Certbot is still on the host machine, but I can't trigger it from the container.
Inside the container I have access to the certificates folder. What I'm wondering is if I manually create a file in the renewal folder, will certbot setup a certificate for the new site the next time it runs.
I'm using certbot with the certonly command so it doesn't need to do anything with web server config or anything like that, just get the certificate.
I'd say yes, but from that point onwards you own any problems with incompatible config file syntax that may develop in the future.
Really though the only way you can know if this is going to work is to try it yourself.
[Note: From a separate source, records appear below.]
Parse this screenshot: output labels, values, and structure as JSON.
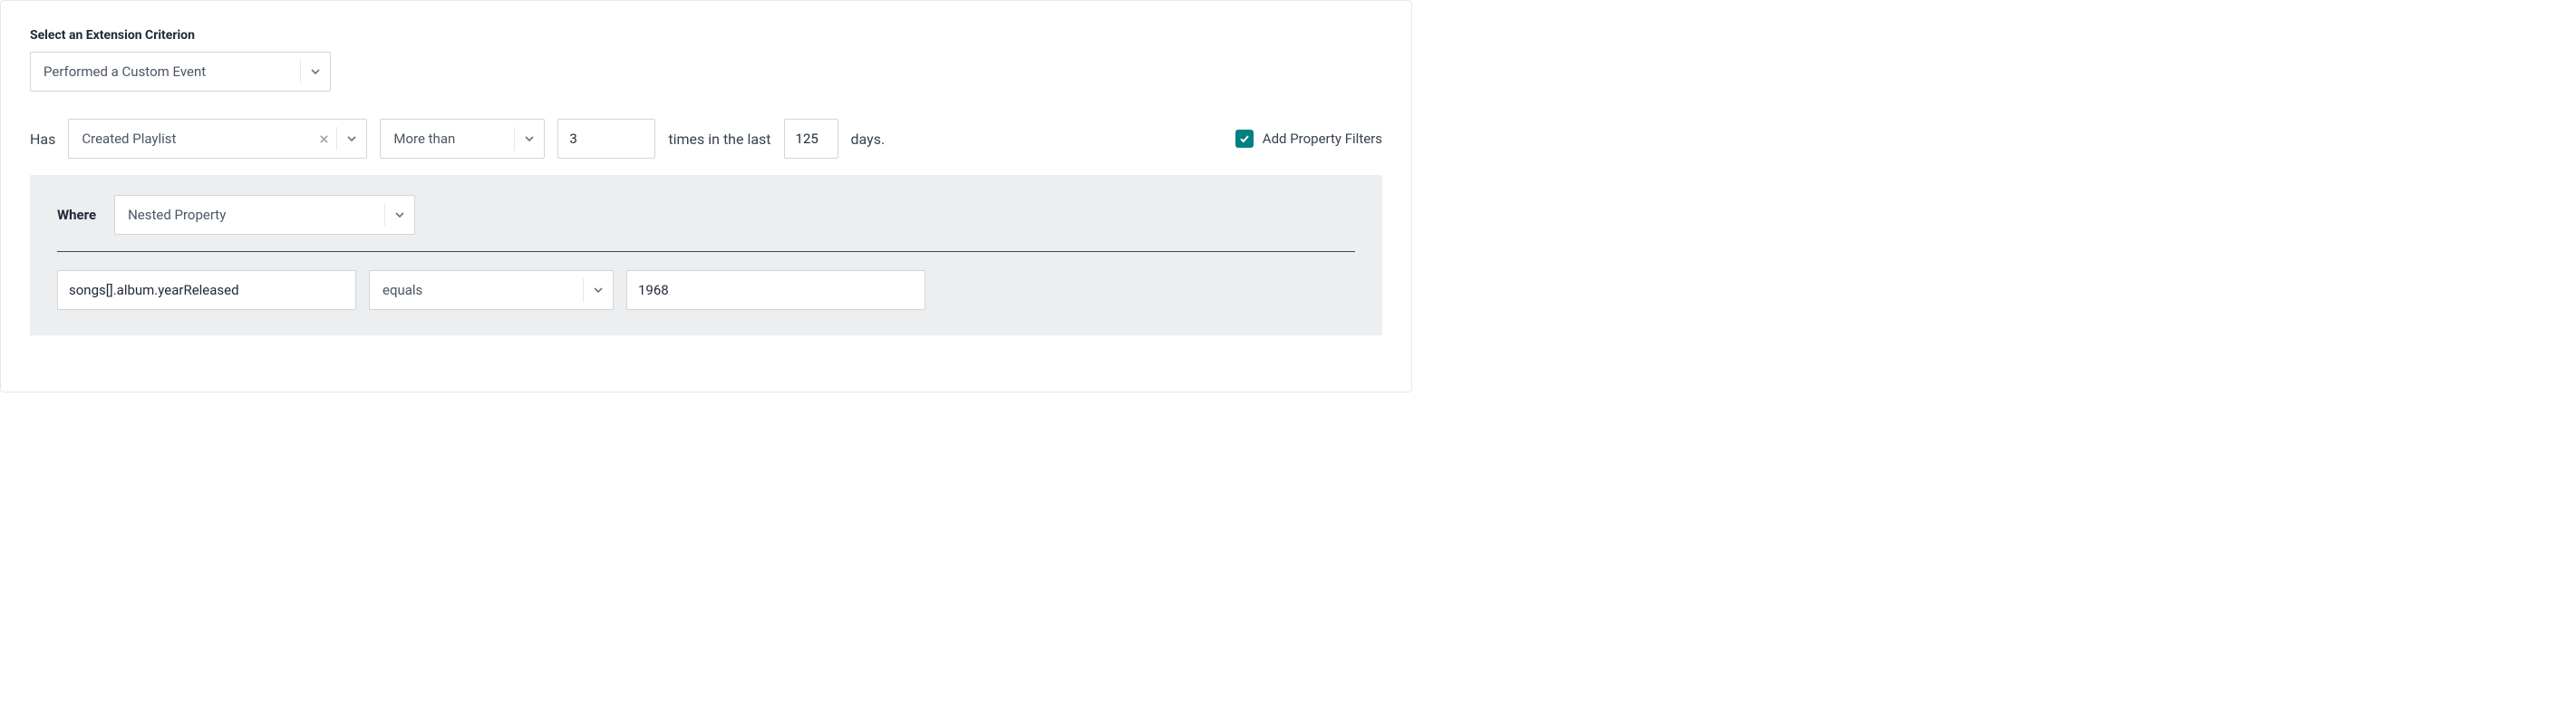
{
  "criterion": {
    "label": "Select an Extension Criterion",
    "value": "Performed a Custom Event"
  },
  "has_row": {
    "prefix": "Has",
    "event": "Created Playlist",
    "comparator": "More than",
    "count": "3",
    "mid_text": "times in the last",
    "days": "125",
    "suffix": "days."
  },
  "add_filters": {
    "label": "Add Property Filters",
    "checked": true
  },
  "where": {
    "label": "Where",
    "type": "Nested Property"
  },
  "filter": {
    "property": "songs[].album.yearReleased",
    "operator": "equals",
    "value": "1968"
  }
}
[Edit: if it's of interest Certify Management Hub is a new thing we are building at Certify The Web that might be useful for what you are trying to do, it will have an API, although the complexity of using that will vary depending on if you are using http domain validation or DNS domain validation: https://hub.docker.com/repository/docker/certifytheweb/management-hub/general - it's not officially released yet, it is very much pre-alpha, and may be much more than you need]
I also wouldn't recommend trying to manipulate certbot's config structure.
You probably want to run certbot in its own container in such a way that it persists the /etc/letsencrypt directory structure (and either shares with the container running the application server, or some kind of post-hook copies the certificates wherever you need them to).
Another option is to find a different ACME client more conducive to your workflow; certbot is designed around the "I have a single server and want to enable TLS on it" but once you get beyond that you may want to look for alternatives.